Of course there will come times I will be at a loss with what Maria was saying. Zeynep knows me all too well, reading my facial expression will come to my help right away. I can’t believe how Zeynep’s Spanish has sky-rocketed in only 4 weeks. Her accent sounds like she has lived here all her life. Her intonation has the same musicality of the locals. When I get out of the picture, Maria and she carry on a beautiful conversation, only half of which I can understand. I gradually start getting a sense of who Maria is. It is clear that this woman is not of low SES. Even if her house and the way she runs her financial affairs are similar to the lowest of the low in America (even in Turkey), her manners, body language, and the way she treats us are more attitudes of the middle class. Zeynep verifies that she actually is a middle class woman in Guatemalan standards. It is heart breaking to see the distinct divide between the living conditions of the middle class in America (even in Turkey) and in Guatemala even if there isn’t much difference between how people from the same SES, pretty much all over the world, think and feel.

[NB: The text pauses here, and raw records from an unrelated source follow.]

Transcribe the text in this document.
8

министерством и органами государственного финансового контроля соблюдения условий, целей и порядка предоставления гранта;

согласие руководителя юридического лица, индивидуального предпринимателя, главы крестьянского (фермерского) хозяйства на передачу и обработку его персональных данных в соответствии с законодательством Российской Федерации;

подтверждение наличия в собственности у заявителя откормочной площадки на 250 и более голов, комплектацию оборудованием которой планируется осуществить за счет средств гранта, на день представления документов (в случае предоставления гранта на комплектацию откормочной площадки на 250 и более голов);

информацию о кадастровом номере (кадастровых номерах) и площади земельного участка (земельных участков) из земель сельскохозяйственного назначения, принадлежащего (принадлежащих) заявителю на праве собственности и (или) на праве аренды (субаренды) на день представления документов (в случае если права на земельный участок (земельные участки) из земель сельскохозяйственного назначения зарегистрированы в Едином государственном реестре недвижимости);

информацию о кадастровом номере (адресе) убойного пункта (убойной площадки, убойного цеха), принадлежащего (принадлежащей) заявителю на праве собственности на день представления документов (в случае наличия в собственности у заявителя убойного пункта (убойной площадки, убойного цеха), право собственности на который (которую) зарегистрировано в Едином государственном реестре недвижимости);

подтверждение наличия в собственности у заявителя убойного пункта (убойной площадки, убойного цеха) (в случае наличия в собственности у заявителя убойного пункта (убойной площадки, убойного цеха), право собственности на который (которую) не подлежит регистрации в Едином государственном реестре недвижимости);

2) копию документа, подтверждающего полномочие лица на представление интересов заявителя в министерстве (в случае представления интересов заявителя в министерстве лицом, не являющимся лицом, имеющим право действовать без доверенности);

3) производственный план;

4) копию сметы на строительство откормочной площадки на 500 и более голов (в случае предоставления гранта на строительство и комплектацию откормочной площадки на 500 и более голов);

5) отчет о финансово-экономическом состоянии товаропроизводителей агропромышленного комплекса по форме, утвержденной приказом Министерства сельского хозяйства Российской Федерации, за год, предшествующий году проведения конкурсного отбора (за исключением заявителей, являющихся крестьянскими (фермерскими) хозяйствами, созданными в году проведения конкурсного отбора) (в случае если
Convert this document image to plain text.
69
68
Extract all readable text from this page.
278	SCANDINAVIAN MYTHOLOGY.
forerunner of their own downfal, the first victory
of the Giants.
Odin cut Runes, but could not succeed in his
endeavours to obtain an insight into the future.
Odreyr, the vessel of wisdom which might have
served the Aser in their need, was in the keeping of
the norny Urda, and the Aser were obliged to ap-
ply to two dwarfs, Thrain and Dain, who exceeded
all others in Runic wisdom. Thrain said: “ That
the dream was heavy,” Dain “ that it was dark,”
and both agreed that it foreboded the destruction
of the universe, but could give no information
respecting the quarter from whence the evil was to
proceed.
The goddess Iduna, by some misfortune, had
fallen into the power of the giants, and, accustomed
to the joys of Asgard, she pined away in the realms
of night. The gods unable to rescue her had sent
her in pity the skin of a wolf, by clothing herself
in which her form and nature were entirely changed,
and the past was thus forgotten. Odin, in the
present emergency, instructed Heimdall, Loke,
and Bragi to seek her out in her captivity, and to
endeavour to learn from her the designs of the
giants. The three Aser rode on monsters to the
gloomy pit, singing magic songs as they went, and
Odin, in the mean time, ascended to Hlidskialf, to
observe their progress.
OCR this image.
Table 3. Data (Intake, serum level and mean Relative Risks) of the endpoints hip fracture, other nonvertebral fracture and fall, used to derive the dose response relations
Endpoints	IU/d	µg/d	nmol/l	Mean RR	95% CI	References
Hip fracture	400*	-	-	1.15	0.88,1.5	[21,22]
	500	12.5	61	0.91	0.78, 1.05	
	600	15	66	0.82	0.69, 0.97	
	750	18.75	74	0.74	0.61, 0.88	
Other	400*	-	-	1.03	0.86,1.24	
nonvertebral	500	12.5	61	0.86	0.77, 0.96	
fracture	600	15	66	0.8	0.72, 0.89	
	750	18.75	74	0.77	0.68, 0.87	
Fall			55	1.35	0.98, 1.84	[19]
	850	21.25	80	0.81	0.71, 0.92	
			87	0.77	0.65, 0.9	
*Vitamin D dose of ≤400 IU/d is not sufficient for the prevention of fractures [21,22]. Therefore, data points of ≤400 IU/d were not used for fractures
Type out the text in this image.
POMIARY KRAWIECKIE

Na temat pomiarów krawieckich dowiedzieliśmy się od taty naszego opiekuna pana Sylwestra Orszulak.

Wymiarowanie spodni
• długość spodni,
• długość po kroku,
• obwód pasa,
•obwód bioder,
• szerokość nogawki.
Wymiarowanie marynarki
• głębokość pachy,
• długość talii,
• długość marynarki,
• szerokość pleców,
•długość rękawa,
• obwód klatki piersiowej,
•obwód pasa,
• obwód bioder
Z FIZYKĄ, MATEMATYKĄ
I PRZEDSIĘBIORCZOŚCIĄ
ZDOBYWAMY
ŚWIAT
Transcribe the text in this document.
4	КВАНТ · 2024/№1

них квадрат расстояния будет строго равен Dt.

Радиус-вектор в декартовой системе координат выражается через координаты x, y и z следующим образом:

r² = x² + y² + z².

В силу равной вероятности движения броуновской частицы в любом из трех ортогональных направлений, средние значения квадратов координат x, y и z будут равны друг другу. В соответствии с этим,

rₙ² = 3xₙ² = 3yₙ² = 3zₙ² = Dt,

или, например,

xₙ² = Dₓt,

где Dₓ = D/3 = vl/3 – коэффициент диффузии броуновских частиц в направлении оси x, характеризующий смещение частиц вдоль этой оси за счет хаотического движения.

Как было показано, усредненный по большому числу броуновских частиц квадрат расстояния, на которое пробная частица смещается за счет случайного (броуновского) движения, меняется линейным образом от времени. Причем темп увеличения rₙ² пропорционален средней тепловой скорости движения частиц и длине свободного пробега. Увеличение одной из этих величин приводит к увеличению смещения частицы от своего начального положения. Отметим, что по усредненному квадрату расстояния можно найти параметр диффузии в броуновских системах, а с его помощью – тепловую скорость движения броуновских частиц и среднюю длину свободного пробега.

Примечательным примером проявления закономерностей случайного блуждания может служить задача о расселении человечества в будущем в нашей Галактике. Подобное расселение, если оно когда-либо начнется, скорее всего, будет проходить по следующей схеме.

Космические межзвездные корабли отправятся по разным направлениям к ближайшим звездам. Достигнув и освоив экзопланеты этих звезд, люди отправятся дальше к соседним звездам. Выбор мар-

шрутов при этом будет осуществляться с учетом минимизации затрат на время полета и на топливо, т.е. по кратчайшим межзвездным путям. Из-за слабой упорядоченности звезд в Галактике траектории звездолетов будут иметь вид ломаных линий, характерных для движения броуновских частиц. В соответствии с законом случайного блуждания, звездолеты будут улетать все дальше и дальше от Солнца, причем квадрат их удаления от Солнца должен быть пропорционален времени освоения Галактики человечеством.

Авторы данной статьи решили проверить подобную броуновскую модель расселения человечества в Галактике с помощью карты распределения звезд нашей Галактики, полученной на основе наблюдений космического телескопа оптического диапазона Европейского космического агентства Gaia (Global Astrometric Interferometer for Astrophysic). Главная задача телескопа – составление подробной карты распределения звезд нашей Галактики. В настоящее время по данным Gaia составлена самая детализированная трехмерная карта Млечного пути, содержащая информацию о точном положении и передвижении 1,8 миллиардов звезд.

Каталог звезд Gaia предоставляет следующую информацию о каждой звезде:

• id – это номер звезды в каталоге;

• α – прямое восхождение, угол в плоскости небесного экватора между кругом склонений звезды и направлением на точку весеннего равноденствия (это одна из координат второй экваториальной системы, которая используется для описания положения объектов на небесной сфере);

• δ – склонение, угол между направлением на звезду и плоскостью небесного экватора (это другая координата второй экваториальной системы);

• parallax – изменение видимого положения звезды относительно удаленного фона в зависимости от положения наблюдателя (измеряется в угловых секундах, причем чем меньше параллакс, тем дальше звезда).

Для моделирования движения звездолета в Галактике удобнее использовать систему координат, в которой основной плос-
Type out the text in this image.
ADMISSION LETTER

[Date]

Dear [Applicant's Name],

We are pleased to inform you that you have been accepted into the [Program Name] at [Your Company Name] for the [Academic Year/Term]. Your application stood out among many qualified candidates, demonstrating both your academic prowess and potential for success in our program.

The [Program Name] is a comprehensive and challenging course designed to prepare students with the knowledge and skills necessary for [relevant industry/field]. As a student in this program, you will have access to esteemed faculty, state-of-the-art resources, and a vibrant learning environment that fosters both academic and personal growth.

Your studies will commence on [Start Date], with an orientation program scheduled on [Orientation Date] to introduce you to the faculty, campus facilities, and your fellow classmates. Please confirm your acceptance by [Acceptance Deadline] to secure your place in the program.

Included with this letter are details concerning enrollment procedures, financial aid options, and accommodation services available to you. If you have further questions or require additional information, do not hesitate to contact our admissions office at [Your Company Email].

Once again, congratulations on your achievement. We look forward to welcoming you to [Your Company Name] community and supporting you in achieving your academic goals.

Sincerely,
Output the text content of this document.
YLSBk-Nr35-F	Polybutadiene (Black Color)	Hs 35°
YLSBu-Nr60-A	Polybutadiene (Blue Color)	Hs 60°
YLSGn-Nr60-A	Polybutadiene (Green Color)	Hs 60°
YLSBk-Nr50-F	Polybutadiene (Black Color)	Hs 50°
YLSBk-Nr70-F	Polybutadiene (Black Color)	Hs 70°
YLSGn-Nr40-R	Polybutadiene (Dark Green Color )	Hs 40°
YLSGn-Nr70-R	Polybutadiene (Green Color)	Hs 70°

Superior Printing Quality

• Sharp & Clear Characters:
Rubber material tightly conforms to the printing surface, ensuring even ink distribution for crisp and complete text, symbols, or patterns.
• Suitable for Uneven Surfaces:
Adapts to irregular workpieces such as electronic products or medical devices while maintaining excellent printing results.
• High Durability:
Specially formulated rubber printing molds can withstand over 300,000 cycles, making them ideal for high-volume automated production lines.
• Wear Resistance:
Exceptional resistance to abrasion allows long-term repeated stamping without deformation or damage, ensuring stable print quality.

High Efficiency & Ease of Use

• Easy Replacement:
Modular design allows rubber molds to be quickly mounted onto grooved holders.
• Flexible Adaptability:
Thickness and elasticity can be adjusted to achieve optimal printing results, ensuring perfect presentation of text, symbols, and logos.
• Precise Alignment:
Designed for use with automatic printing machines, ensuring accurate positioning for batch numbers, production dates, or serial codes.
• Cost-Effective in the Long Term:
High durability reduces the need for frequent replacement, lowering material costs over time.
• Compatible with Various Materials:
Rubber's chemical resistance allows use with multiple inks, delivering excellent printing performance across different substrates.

Maria has other tenants in her upstairs rooms that are accessible from the same courtyard. The next morning, I see one of her tenants getting out of the bathroom in the courtyard. So that place, in worse condition than any port-a-potty I have seen in the USA is indeed used by her tenants and not only for a pee squatting up in the air but for a shower, too!! The guy getting out of the bathroom is akin to his tiny self, expelled from his mother’s womb a few decades ago. He didn’t even bother using a towel to cover up himself if what I unexpectedly catch with the angle of my eye is not an illusion. He just walked the few steps across the yard in his natal attire; I wonder whether this is Latino machismo, or not expecting anybody awake at that hour of the morning, or simply an innocent choice of a naturist.